Unser Hohepriester sitzt im Himmel zur Rechten Gottes des allmächtigen Vaters. So wie Jesus zu seinen Lebzeiten für seine Jünger und besonders für den sich selbst überschätzenden und cholerischen Petrus betete, so tritt Jesus heute für Dich und für mich bei Gott ein. In diesem gewaltigen großartigen Text aus Römer 8, heißt es unter anderem, In Römer 8, Vers3 33 bis 36 (Hoffnung für alle): Wer könnte es wagen, die von Gott Auserwählten anzuklagen? Niemand, denn Gott selbst hat sie von aller Schuld freigesprochen. Wer wollte es wagen, sie zu verurteilen? Keiner, denn Christus ist für sie gestorben, ja noch mehr: Er ist vom Tode auferweckt worden und tritt jetzt vor Gott für uns ein. Was also könnte uns von Christus und seiner Liebe trennen? Leiden und Angst vielleicht? Verfolgung? Hunger? Armut? Gefahr oder gewaltsamer Tod? Gewiß nicht!
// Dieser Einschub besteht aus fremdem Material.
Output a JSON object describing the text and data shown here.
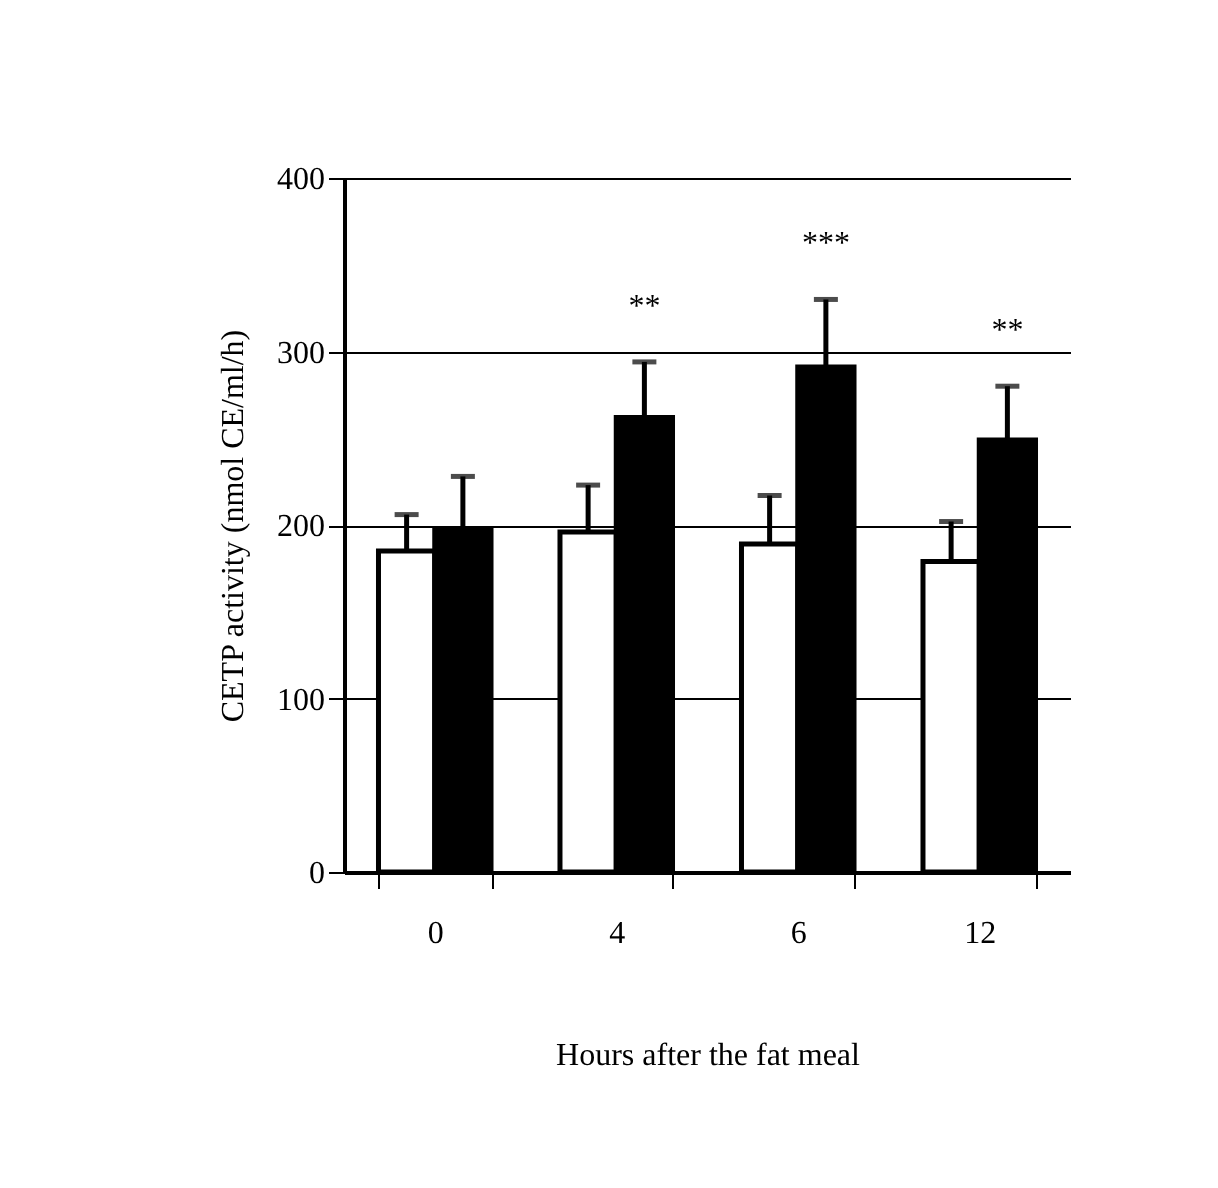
{
  "chart_data": {
    "type": "bar",
    "xlabel": "Hours after the fat meal",
    "ylabel": "CETP activity (nmol CE/ml/h)",
    "categories": [
      "0",
      "4",
      "6",
      "12"
    ],
    "series": [
      {
        "color": "#ffffff",
        "values": [
          185,
          196,
          189,
          179
        ],
        "errors": [
          [
            185,
            206
          ],
          [
            196,
            223
          ],
          [
            189,
            217
          ],
          [
            179,
            202
          ]
        ]
      },
      {
        "color": "#000000",
        "values": [
          198,
          262,
          291,
          249
        ],
        "errors": [
          [
            198,
            228
          ],
          [
            262,
            294
          ],
          [
            291,
            330
          ],
          [
            249,
            280
          ]
        ]
      }
    ],
    "ylim": [
      0,
      400
    ],
    "yticks": [
      0,
      100,
      200,
      300,
      400
    ],
    "grid": "y",
    "legend": false,
    "annotations": [
      "**",
      "***",
      "**"
    ]
  }
}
Ganz egal, was auch immer geschieht:

- angesichts der Schreckensmeldungen dieser Welt

- durch Hartz IV und weiteren notwendigen Reformen

nichts von all dem kann uns von Gott und seiner Liebe trennen, die uns in Jesus Christus geschenkt ist. Die Liebe Gottes ist uns nicht in Gesundheit und Wohlergehen, in Reichtum und Sicherheit verheißen, sondern einzig und allein in Jesus Christus. Das fühlen wir nicht immer, das spüren nicht oft. Das merken wir manchmal fast nicht, und dennoch dürfen wir es glauben und schwarz auf weiß in der Bibel nachlesen.

Niemand kann uns aus dieser liebenden Hand Gottes herausreißen, auch nichts von all dem, was geschehen wird in einer sterbenden Welt. Dennoch wird keiner zwangsbekehrt oder wider Willen festgehalten. Wie heißt es so richtig in dem Lied „Herr, deine Liebe ist wie Gras und Ufer, wie Wind und Weite und wie ein Zuhaus. Frei sind wir da zu wohnen und zu gehen. Frei sind wir ja zu sagen oder nein.“

Der Himmel wird von Freiwilligen bevölkert, genauso wie die Hölle. Keiner wird gegen seinen Willen zum Glauben gezwungen und niemand wird gegen seinen Willen festgehalten, wie uns die Geschichte von den verlorenen Söhnen und dem liebenden Vater so eindrücklich vor Augen malt.

Wir kamen nach einer ökumenischen Adventsandacht ins Gespräch, und er sagte mir, wie furchtbar er es fände, dass ausgerechnet ein Kreuz das Symbol der Christen, und wie blutverschmiert die christliche Religion eigentlich sei und dass er mit dem stellvertretenden Sterben des Gottessohnes überhaupt nichts anfangen könne. Da ist nichts Lebensbejahendes, Fröhliches und Heiteres. Ich konnte seinen Argumenten nichts entgegen setzen, zumal er auch nichts anderes als das, was er meinte und laut sagte, hören wollte.

Angesichts des unsagbares Leidens gewinnt das Kreuz Christi seine Tiefe. Denn in diesem Kreuz sind alle Kreuze dieser Welt enthalten, auch die über 100.000 Kreuze dieser Flutkatastrophe. In dem Schrei Jesu am Kreuz (Matthäus 27, Vers 46) aus Psalm 22, Vers 2: Eli, Eli, lema sabachtani?, das heißt: Mein Gott, mein Gott, warum hast du mich verlassen? ist alles Leid dieser sterbenden Welt zusammengefasst.

Eine andere Antwort auf das „Warum“ als das Kreuz Christi und sein stellvertretendes Sterben haben wir nicht. Aber durch diese angenagelte und blutüberströmte Liebe können wir leben.

Im Vertrauen darauf, dass Jesus als der auferstandene Herr für uns beim allmächtigen Gott eintritt und so wie zu Petrus damals, zu uns heute sagt: Ich habe für dich gebeten, dass dein Glaube nicht aufhöre. können wir getrost und sicheren Schrittes in ein unbekanntes neues Jahr gehen, ganz egal, was auch immer geschieht. Amen.